Tendo em vista que em certas ocasiões a própria pessoa jurídica pode ser beneficiada por certos atos abusivos ou fraudulentos de seus membros, justifica-se, conforme seu proveito decorrente do ilícito, ser responsabilizada.

No caso da confusão patrimonial, de outro lado, se há a desconsideração, o patrimônio da pessoa jurídica é considerado como se fosse de seu membro, razão pela qual não se pode dizer que a pessoa jurídica esteja respondendo solidária ou subsidiariamente.

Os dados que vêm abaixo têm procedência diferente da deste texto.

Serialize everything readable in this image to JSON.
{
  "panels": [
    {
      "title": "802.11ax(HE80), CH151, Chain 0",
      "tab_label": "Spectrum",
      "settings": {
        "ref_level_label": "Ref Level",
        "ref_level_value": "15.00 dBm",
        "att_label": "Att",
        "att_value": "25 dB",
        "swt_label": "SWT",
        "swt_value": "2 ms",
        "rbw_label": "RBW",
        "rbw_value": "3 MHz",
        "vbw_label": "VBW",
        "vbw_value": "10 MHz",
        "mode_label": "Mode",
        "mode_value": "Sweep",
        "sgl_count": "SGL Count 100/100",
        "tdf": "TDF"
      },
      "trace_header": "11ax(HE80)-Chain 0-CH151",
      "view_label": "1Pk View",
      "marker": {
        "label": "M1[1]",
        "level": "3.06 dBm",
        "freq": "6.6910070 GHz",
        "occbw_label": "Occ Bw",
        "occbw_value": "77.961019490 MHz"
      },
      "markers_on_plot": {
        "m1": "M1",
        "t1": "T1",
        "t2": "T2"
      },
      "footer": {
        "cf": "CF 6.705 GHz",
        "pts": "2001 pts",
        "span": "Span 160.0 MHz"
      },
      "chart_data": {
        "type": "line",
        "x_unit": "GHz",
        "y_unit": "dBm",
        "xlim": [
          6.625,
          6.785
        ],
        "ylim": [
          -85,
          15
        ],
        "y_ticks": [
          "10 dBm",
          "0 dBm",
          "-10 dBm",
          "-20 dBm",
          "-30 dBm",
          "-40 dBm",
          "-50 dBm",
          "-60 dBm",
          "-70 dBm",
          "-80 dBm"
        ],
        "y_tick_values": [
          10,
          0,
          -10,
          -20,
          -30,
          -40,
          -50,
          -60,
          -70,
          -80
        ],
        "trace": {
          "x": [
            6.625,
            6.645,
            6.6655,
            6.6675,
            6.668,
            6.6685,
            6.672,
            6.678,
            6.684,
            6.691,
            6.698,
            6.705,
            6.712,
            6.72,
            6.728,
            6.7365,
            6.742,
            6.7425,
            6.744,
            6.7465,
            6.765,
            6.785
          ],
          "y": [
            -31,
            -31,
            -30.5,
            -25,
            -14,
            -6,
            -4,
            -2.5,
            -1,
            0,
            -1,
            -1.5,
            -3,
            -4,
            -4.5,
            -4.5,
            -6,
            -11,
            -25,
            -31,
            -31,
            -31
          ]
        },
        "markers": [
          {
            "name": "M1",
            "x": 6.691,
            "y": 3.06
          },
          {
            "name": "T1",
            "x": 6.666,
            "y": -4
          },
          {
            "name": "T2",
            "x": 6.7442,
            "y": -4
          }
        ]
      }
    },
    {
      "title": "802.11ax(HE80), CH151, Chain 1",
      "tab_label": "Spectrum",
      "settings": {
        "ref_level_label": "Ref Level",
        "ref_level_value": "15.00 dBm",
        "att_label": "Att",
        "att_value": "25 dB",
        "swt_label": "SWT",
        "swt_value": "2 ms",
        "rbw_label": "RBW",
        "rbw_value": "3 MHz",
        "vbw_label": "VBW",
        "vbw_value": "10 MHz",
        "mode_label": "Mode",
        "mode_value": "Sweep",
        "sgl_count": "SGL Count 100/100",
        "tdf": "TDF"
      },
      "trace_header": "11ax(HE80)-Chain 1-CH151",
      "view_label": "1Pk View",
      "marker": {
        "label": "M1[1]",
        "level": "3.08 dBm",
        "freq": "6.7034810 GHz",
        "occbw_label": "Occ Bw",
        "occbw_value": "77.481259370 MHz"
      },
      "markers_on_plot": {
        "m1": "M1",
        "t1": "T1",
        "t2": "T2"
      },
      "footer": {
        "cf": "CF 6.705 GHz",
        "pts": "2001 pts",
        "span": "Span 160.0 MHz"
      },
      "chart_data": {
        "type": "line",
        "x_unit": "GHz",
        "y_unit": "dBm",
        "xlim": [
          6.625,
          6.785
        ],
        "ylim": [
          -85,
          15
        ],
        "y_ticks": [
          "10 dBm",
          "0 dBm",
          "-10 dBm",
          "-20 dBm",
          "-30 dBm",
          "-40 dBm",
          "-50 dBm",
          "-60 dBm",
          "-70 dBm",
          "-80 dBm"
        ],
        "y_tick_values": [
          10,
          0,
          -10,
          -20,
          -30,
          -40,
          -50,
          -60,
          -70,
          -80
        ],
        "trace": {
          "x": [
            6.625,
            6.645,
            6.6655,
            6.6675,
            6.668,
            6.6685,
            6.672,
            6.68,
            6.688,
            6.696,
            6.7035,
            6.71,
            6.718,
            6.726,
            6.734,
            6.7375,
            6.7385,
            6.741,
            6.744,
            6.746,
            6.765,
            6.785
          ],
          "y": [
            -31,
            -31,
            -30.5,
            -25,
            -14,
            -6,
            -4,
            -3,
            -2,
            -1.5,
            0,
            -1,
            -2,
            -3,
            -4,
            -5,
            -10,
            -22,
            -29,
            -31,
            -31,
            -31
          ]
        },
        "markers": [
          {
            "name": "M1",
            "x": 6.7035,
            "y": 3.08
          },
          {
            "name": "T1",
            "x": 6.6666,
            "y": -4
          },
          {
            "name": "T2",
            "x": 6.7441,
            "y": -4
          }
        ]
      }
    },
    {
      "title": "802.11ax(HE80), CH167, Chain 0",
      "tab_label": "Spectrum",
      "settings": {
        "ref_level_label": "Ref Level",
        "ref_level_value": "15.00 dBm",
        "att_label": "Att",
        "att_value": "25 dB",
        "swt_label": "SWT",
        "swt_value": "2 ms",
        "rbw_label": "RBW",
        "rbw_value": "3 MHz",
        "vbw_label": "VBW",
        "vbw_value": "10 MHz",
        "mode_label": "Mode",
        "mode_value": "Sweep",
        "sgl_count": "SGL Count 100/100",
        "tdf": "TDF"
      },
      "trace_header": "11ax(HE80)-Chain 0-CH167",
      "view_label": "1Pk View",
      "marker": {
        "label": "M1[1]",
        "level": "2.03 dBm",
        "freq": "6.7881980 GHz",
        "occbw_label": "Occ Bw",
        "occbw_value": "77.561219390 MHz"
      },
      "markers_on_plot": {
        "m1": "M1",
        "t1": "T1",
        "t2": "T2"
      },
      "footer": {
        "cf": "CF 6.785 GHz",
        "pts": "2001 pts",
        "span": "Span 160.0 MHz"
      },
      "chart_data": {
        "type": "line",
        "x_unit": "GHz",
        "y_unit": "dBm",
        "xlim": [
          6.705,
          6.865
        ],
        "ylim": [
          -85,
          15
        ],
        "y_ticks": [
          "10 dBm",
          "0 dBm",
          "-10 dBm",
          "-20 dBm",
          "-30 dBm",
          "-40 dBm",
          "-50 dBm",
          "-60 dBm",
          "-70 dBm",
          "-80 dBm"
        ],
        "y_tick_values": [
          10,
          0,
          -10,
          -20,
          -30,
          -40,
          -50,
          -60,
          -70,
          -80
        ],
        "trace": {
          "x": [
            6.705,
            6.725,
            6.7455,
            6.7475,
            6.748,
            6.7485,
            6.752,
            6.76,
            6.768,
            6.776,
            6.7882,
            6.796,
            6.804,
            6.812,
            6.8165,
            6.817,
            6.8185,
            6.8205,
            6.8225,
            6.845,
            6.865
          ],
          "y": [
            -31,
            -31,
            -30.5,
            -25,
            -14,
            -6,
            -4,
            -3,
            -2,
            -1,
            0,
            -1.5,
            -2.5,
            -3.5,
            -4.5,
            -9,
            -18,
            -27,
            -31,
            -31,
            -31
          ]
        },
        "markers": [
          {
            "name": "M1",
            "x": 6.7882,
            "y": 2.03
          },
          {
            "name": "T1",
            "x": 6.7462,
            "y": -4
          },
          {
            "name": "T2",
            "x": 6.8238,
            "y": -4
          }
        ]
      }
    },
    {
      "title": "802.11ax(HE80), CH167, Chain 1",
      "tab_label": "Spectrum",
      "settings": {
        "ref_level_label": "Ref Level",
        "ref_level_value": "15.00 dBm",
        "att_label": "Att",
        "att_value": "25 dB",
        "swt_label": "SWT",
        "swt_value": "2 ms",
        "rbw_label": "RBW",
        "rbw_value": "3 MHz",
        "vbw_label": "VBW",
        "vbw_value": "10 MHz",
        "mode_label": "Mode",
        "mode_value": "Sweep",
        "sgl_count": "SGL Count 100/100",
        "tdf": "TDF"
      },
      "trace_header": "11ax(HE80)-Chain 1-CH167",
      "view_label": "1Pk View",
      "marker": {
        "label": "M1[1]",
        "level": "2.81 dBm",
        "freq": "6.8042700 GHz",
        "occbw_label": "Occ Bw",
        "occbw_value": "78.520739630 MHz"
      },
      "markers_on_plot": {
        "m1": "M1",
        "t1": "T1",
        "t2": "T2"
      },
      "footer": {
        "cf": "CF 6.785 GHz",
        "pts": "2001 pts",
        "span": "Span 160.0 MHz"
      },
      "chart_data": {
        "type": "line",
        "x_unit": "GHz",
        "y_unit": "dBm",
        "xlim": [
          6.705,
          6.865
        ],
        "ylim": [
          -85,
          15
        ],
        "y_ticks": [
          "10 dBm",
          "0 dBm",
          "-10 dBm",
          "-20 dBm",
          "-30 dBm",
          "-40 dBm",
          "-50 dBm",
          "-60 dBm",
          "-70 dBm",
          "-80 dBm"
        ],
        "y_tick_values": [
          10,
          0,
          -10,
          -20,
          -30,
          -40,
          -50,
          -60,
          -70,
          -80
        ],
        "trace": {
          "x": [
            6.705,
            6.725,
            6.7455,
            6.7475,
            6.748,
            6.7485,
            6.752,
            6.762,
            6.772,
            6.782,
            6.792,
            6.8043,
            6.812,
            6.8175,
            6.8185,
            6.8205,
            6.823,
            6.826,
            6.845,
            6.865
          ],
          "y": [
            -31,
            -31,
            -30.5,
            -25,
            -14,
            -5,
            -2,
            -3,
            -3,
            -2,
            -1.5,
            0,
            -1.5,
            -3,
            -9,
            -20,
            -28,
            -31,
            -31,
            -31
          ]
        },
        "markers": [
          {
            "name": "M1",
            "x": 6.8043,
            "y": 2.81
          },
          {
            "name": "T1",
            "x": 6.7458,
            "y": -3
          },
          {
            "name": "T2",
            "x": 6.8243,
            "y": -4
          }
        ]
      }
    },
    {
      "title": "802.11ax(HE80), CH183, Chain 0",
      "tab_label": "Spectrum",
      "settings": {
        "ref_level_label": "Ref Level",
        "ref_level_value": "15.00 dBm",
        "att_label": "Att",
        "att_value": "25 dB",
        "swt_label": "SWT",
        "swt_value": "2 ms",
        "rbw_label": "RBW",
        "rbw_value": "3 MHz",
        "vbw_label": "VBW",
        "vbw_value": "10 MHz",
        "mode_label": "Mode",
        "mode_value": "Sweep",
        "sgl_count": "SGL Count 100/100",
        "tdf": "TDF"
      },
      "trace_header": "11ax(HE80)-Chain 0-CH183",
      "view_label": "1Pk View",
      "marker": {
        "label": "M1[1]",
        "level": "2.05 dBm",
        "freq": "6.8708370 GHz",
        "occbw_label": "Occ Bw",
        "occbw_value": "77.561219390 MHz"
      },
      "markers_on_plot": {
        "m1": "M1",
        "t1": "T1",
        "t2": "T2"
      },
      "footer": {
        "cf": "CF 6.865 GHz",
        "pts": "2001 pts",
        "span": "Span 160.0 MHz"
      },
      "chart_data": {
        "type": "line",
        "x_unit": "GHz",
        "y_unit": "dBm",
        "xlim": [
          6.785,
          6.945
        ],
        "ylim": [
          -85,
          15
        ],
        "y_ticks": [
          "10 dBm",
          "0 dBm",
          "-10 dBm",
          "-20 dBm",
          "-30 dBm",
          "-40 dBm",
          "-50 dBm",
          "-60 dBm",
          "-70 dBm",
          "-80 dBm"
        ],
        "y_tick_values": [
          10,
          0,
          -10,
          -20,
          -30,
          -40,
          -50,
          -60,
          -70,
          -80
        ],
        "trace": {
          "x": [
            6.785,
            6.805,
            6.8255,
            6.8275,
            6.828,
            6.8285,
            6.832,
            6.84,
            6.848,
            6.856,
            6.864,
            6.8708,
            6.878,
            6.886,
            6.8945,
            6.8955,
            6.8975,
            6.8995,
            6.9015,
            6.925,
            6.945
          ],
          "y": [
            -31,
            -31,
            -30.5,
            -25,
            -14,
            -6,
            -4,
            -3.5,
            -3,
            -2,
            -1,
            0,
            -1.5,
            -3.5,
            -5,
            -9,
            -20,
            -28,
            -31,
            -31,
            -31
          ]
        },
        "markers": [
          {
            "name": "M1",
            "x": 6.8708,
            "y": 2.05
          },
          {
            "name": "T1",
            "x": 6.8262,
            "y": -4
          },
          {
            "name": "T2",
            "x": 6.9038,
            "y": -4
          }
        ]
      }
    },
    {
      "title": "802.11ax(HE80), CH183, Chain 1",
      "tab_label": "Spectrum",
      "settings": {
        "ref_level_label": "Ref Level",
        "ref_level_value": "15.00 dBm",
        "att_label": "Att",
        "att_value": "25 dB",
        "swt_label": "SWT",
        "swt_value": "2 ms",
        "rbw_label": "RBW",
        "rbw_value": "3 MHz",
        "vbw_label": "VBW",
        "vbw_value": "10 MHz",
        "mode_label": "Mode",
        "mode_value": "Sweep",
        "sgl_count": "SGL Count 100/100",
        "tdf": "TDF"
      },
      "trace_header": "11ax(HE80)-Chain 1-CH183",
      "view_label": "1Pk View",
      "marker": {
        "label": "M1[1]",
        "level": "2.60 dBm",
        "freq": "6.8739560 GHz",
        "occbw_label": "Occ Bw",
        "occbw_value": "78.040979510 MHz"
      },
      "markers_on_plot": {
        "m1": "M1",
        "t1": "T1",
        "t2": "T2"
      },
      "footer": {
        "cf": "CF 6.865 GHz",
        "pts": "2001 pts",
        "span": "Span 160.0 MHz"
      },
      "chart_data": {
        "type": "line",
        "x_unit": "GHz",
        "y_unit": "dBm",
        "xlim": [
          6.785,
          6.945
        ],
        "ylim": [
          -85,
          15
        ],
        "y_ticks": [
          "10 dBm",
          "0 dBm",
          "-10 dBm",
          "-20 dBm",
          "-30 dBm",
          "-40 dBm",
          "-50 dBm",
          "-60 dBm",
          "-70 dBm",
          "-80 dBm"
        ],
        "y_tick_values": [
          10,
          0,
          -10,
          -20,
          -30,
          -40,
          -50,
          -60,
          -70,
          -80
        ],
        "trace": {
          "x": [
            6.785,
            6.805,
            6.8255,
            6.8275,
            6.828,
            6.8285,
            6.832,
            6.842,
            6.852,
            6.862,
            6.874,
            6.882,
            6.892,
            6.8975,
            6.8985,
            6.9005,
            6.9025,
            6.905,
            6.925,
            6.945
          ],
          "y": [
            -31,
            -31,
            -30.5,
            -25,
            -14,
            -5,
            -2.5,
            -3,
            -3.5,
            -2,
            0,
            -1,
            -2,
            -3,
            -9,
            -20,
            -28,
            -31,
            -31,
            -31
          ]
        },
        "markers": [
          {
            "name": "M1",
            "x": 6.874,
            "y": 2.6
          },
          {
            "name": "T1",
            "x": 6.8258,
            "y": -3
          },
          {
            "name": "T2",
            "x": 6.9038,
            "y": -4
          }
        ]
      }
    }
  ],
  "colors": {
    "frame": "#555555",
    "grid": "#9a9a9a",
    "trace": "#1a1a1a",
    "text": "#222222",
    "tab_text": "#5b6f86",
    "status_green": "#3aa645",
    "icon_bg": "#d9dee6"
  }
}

A desconsideração da personalidade jurídica é uma outra técnica de responsabilização que não se confunde com a solidariedade ou com a subsidiariedade.

Nada obstante, não se pode esquecer que a desconsideração nem sempre ocorre para responsabilizar um sócio ou membro de uma pessoa jurídica, mas também para responsabilizar esta por atos de seus membros ou sócios (COMPARATO, 1976:364). FÁBIO ULHOA COELHO (2002:44) denomina essa hipótese de desconsideração inversa, e exemplifica com um caso em que determinado sócio transfere seu patrimônio para a pessoa jurídica para proteger seus bens quando dissolução do vínculo conjugal.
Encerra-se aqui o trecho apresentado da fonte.